From the moment her four-inch silver heel stretches out of the passenger side of the car and touches the ground in Tchaiko Omawale’s “Solace,” Lynn Whitfield could be hero or villain. Her arched eyebrows are a cold warning; her broad smile, a warm invitation. In her portrayal of Irene, the grandmother Sol has never met, Whitfield is as layered and complicated as her iconic film career.
She will be sharing her experiences during the Voices of Women Panel on Sunday at 12:30 p.m.
Born in Baton Rouge, Louisiana, Whitfield, 66, has been a star of stage and screen, starting with a role in a 1977 version of “”For Colored Girls Who Have Considered Suicide…When the Rainbow Is Enuf” and including parts as the gold-digging mother in “Medea’s Family Reunion” in 2006 and a perfectionista in 2018’s “Nappily Ever After.”
She is currently starring in the Oprah Winfrey network’s “Greenleaf,” a drama about a Memphis family and their megachurch congregation, in which she plays the formidable Lady Mae Greenleaf. Still, Whitfield is perhaps best known for her 1991 award-winning work in “The Josephine Baker Story,” for which she played the song-and-dance legend from ages 18 to 68.
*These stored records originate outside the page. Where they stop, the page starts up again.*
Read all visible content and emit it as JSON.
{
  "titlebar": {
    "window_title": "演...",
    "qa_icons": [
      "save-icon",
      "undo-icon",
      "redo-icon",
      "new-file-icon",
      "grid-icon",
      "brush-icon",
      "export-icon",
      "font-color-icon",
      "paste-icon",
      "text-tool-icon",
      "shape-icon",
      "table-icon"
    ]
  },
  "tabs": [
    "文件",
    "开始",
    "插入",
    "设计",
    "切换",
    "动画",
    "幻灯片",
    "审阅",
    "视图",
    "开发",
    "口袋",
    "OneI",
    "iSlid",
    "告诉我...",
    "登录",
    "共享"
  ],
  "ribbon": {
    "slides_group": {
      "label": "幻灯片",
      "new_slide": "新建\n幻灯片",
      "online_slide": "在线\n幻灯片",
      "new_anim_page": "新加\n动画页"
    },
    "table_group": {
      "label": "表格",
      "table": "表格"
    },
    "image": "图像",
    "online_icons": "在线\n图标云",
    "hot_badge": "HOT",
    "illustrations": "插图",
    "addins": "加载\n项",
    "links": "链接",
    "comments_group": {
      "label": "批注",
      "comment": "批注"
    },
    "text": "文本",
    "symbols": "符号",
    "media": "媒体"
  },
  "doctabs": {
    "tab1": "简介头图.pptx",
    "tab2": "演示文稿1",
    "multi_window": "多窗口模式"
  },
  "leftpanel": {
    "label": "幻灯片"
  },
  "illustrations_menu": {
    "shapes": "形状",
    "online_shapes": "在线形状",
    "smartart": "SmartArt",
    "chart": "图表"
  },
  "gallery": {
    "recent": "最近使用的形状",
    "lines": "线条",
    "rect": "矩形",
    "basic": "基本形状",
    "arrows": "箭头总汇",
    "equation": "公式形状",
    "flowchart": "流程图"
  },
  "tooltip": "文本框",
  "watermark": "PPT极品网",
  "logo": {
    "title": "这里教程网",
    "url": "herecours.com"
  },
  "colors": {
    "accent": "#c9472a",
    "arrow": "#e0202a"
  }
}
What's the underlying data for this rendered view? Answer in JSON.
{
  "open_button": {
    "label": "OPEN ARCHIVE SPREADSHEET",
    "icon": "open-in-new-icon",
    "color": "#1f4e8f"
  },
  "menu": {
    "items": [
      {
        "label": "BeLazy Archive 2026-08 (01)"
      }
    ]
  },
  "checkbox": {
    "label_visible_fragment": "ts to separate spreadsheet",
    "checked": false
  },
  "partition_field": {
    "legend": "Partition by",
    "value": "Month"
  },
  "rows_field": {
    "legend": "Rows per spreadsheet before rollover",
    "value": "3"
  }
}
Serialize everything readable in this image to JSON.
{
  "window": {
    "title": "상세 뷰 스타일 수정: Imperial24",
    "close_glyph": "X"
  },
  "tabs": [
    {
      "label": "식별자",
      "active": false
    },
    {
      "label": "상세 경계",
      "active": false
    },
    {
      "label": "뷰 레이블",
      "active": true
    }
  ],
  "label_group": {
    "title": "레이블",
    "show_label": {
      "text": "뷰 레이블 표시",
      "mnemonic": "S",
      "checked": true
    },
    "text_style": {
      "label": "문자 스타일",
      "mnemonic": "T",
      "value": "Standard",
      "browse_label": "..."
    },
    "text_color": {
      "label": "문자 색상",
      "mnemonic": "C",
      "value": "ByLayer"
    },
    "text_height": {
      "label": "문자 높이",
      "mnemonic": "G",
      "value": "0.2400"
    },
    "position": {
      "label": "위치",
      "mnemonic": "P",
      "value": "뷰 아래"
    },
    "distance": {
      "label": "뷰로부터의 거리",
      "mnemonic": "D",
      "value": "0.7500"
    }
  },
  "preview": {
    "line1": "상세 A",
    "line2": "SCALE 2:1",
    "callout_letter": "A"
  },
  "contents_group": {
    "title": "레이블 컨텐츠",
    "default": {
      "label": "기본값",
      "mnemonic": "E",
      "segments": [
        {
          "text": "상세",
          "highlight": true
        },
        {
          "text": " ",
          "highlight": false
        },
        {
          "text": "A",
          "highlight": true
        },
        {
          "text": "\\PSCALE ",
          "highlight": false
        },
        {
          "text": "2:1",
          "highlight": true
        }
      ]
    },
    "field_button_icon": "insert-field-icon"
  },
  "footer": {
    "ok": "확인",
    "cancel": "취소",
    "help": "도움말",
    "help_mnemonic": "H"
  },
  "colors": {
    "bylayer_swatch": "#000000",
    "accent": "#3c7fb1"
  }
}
Whether she is preaching “The Day of Reckoning” as Pastor Greenleaf or belting out show tunes as a vaudeville ingénue, Whitfield is captivating. Throughout “Solace,” she straddles the space between good and evil until, in one of the last scenes, she sits, comforting her distraught granddaughter in her arms, telling her, “I am here with you now,” and you can almost feel the warmth, beaming through the screen.